The 2 1/2‐dimensional hybrid simulations are carried out to investigate self‐consistent ion dynamics in time‐dependent magnetic reconnection. The system dimensions 25 RE × 5 RE are able to accommodate large‐scale structures associated with magnetotail reconnection. The simulations are started with two ion populations: hot ions forming the thin current sheet self‐consistent with the initial equilibrium two‐dimensional tail‐like magnetic configuration and cold lobe ions with initially uniform density and temperature. The evolution of the initially stable system is triggered by superposition of a spatially localized resistivity. We find ion acceleration and formation of non‐Maxwellian multicomponent ion distributions as predicted by test particle studies. Fine features, such as layers of counterstreaming ions, are found in the distributions of the initially cold lobe ions. The hot current sheet “source,” however, gives rather smeared “output distributions” due to significant spatial overlapping of ion populations with different histories. We find that ions, which are strongly accelerated in the close vicinity of the reconnection site, contribute little to the equilibrium current before reconnection is initiated.
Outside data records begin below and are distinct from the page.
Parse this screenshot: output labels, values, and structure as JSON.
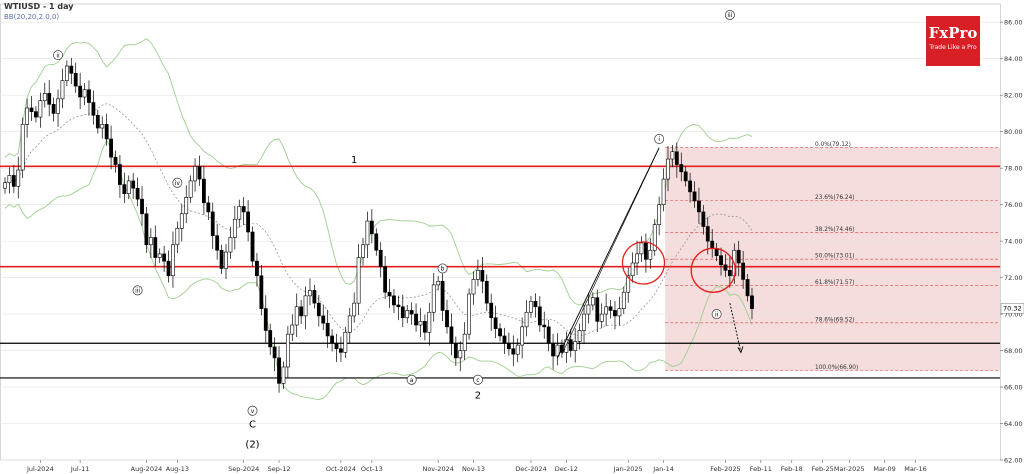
{
  "header": {
    "title": "WTIUSD - 1 day",
    "indicator": "BB(20,20,2.0,0)"
  },
  "logo": {
    "name": "FxPro",
    "tagline": "Trade Like a Pro"
  },
  "colors": {
    "resistance": "#e4201f",
    "support": "#000000",
    "zone": "#f3d2d2",
    "fib": "#d64545",
    "band": "#9ecf8e",
    "mid": "#888888",
    "bull": "#ffffff",
    "bear": "#000000"
  },
  "chart_data": {
    "type": "candlestick",
    "ylim": [
      62.0,
      87.0
    ],
    "yticks": [
      "62.00",
      "64.00",
      "66.00",
      "68.00",
      "70.00",
      "72.00",
      "74.00",
      "76.00",
      "78.00",
      "80.00",
      "82.00",
      "84.00",
      "86.00"
    ],
    "last_price": "70.32",
    "x_labels": [
      {
        "label": "Jul-2024",
        "i": 8
      },
      {
        "label": "Jul-11",
        "i": 17
      },
      {
        "label": "Aug-2024",
        "i": 32
      },
      {
        "label": "Aug-13",
        "i": 39
      },
      {
        "label": "Sep-2024",
        "i": 54
      },
      {
        "label": "Sep-12",
        "i": 62
      },
      {
        "label": "Oct-2024",
        "i": 76
      },
      {
        "label": "Oct-13",
        "i": 83
      },
      {
        "label": "Nov-2024",
        "i": 98
      },
      {
        "label": "Nov-13",
        "i": 106
      },
      {
        "label": "Dec-2024",
        "i": 119
      },
      {
        "label": "Dec-12",
        "i": 127
      },
      {
        "label": "Jan-2025",
        "i": 141
      },
      {
        "label": "Jan-14",
        "i": 149
      },
      {
        "label": "Feb-2025",
        "i": 163
      },
      {
        "label": "Feb-11",
        "i": 171
      },
      {
        "label": "Feb-18",
        "i": 178
      },
      {
        "label": "Feb-25",
        "i": 185
      },
      {
        "label": "Mar-2025",
        "i": 191
      },
      {
        "label": "Mar-09",
        "i": 199
      },
      {
        "label": "Mar-16",
        "i": 206
      }
    ],
    "closes": [
      77.2,
      77.6,
      77.0,
      77.9,
      80.4,
      81.3,
      81.1,
      80.8,
      81.7,
      82.1,
      81.5,
      81.0,
      81.8,
      82.8,
      83.6,
      83.2,
      82.5,
      81.9,
      82.3,
      81.6,
      80.9,
      80.2,
      80.4,
      79.6,
      78.6,
      78.2,
      77.1,
      76.6,
      77.3,
      76.9,
      76.3,
      75.5,
      73.8,
      74.2,
      73.1,
      73.3,
      72.9,
      72.1,
      73.8,
      74.7,
      75.5,
      76.4,
      77.3,
      78.1,
      77.4,
      76.1,
      75.6,
      74.3,
      73.5,
      72.5,
      73.4,
      74.2,
      75.2,
      75.9,
      75.6,
      74.5,
      72.9,
      72.1,
      70.3,
      69.1,
      68.2,
      67.6,
      66.2,
      67.1,
      68.9,
      69.4,
      70.4,
      69.9,
      71.0,
      71.3,
      70.6,
      69.9,
      69.5,
      68.8,
      68.4,
      68.1,
      67.9,
      69.0,
      69.9,
      70.6,
      73.1,
      73.8,
      75.1,
      74.4,
      73.5,
      72.6,
      71.2,
      71.0,
      70.5,
      70.4,
      69.8,
      70.2,
      70.0,
      69.4,
      69.6,
      69.0,
      70.1,
      71.6,
      71.8,
      70.2,
      69.3,
      68.4,
      67.6,
      68.0,
      68.9,
      71.1,
      71.9,
      72.4,
      71.8,
      70.6,
      69.8,
      69.2,
      68.8,
      68.4,
      68.1,
      67.8,
      68.3,
      69.3,
      70.1,
      70.7,
      70.4,
      69.4,
      69.3,
      68.4,
      67.7,
      68.3,
      67.9,
      68.6,
      68.0,
      68.5,
      69.1,
      70.0,
      70.5,
      70.9,
      69.6,
      70.0,
      70.4,
      70.2,
      69.9,
      70.3,
      71.2,
      72.1,
      72.8,
      73.3,
      73.9,
      73.0,
      73.5,
      74.9,
      76.0,
      77.4,
      78.5,
      78.9,
      78.2,
      77.8,
      77.3,
      76.7,
      76.2,
      75.6,
      74.8,
      74.0,
      73.6,
      73.2,
      72.7,
      72.4,
      72.1,
      73.5,
      72.8,
      71.9,
      71.0,
      70.3
    ]
  },
  "levels": {
    "resistance": [
      78.1,
      72.6
    ],
    "support": [
      68.4,
      66.5
    ]
  },
  "fib": [
    {
      "label": "0.0%(79.12)",
      "price": 79.12
    },
    {
      "label": "23.6%(76.24)",
      "price": 76.24
    },
    {
      "label": "38.2%(74.46)",
      "price": 74.46
    },
    {
      "label": "50.0%(73.01)",
      "price": 73.01
    },
    {
      "label": "61.8%(71.57)",
      "price": 71.57
    },
    {
      "label": "78.6%(69.52)",
      "price": 69.52
    },
    {
      "label": "100.0%(66.90)",
      "price": 66.9
    }
  ],
  "waves": [
    {
      "label": "ii",
      "i": 12,
      "price": 84.2,
      "circled": true
    },
    {
      "label": "iii",
      "i": 30,
      "price": 71.3,
      "circled": true
    },
    {
      "label": "iv",
      "i": 39,
      "price": 77.2,
      "circled": true
    },
    {
      "label": "v",
      "i": 56,
      "price": 64.7,
      "circled": true
    },
    {
      "label": "C",
      "i": 56,
      "price": 64.0,
      "circled": false
    },
    {
      "label": "(2)",
      "i": 56,
      "price": 62.9,
      "circled": false
    },
    {
      "label": "1",
      "i": 79,
      "price": 78.5,
      "circled": false
    },
    {
      "label": "b",
      "i": 99,
      "price": 72.5,
      "circled": true
    },
    {
      "label": "a",
      "i": 92,
      "price": 66.4,
      "circled": true
    },
    {
      "label": "c",
      "i": 107,
      "price": 66.4,
      "circled": true
    },
    {
      "label": "2",
      "i": 107,
      "price": 65.6,
      "circled": false
    },
    {
      "label": "i",
      "i": 148,
      "price": 79.6,
      "circled": true
    },
    {
      "label": "ii",
      "i": 161,
      "price": 70.0,
      "circled": true
    },
    {
      "label": "iii",
      "i": 164,
      "price": 86.4,
      "circled": true
    }
  ]
}
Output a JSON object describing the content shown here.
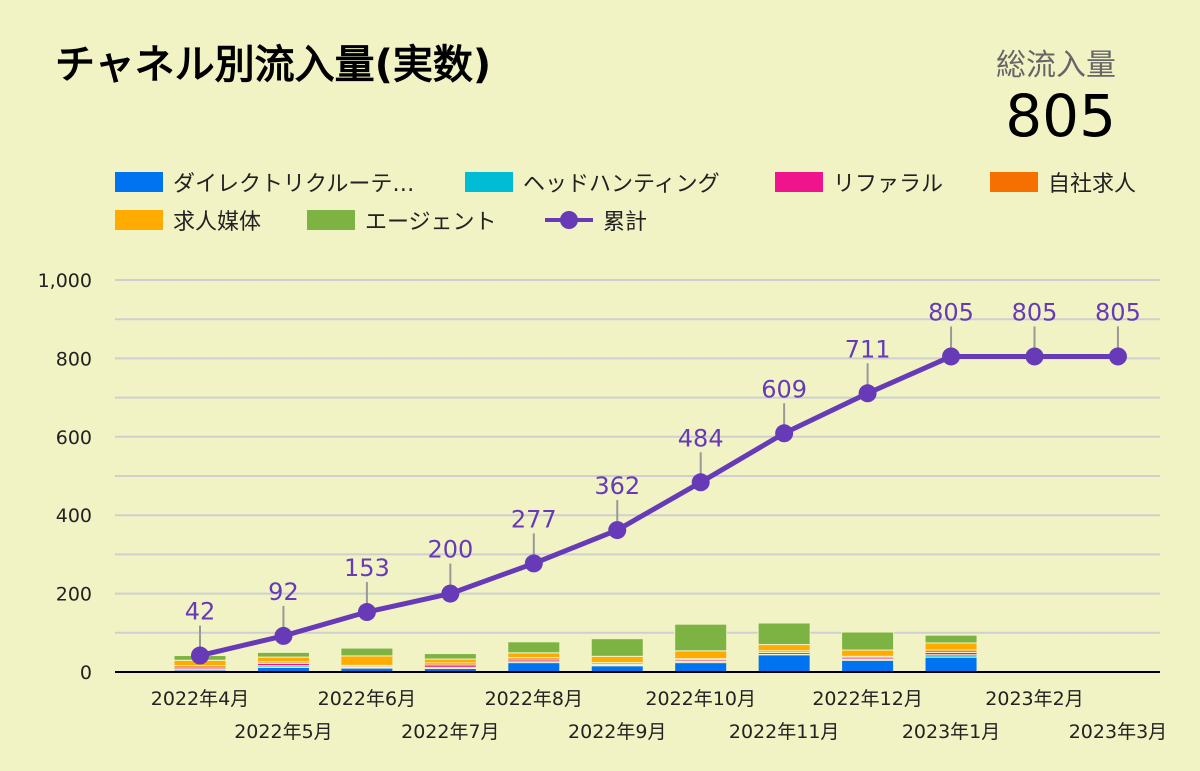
{
  "title": "チャネル別流入量(実数)",
  "kpi": {
    "label": "総流入量",
    "value": "805"
  },
  "chart_data": {
    "type": "bar",
    "stacked": true,
    "categories": [
      "2022年4月",
      "2022年5月",
      "2022年6月",
      "2022年7月",
      "2022年8月",
      "2022年9月",
      "2022年10月",
      "2022年11月",
      "2022年12月",
      "2023年1月",
      "2023年2月",
      "2023年3月"
    ],
    "ylim": [
      0,
      1000
    ],
    "yticks": [
      "0",
      "200",
      "400",
      "600",
      "800",
      "1,000"
    ],
    "grid": true,
    "legend_position": "top",
    "series": [
      {
        "name": "ダイレクトリクルーテ…",
        "color": "#0074f0",
        "values": [
          5,
          12,
          10,
          9,
          24,
          16,
          24,
          44,
          30,
          38,
          0,
          0
        ]
      },
      {
        "name": "ヘッドハンティング",
        "color": "#00bcd4",
        "values": [
          1,
          4,
          2,
          3,
          4,
          2,
          3,
          1,
          2,
          6,
          0,
          0
        ]
      },
      {
        "name": "リファラル",
        "color": "#f0148c",
        "values": [
          4,
          6,
          3,
          6,
          5,
          2,
          4,
          5,
          4,
          6,
          0,
          0
        ]
      },
      {
        "name": "自社求人",
        "color": "#f57000",
        "values": [
          6,
          4,
          2,
          5,
          4,
          4,
          3,
          4,
          4,
          6,
          0,
          0
        ]
      },
      {
        "name": "求人媒体",
        "color": "#ffab00",
        "values": [
          14,
          12,
          24,
          10,
          12,
          16,
          20,
          16,
          16,
          18,
          0,
          0
        ]
      },
      {
        "name": "エージェント",
        "color": "#7cb342",
        "values": [
          12,
          12,
          20,
          14,
          28,
          45,
          68,
          55,
          46,
          20,
          0,
          0
        ]
      }
    ],
    "line": {
      "name": "累計",
      "color": "#673ab7",
      "values": [
        42,
        92,
        153,
        200,
        277,
        362,
        484,
        609,
        711,
        805,
        805,
        805
      ],
      "labels": [
        "42",
        "92",
        "153",
        "200",
        "277",
        "362",
        "484",
        "609",
        "711",
        "805",
        "805",
        "805"
      ]
    }
  }
}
Ions, which significantly contribute to the equilibrium current, are either ejected earthward or carried away inside the released plasmoid without significant energy gain during a single “impulsive” interaction with the reconnection fields. Multiple encounters of the acceleration region and quasi‐Fermi acceleration of ions trapped between the mirroring earthward boundary and the growing normal magnetic field are found. The simulations also show effective heating of initially cold background ions in the plasma sheet behind the released plasmoid. The tailward speed of energetic ions flowing around the plasmoid along reconnected lobe field lines exceeds the speed of plasmoid. The ions which contribute to these beams are part of the hot population and initially reside in the current sheet. These results match spacecraft observations prior to plasmoid arrival.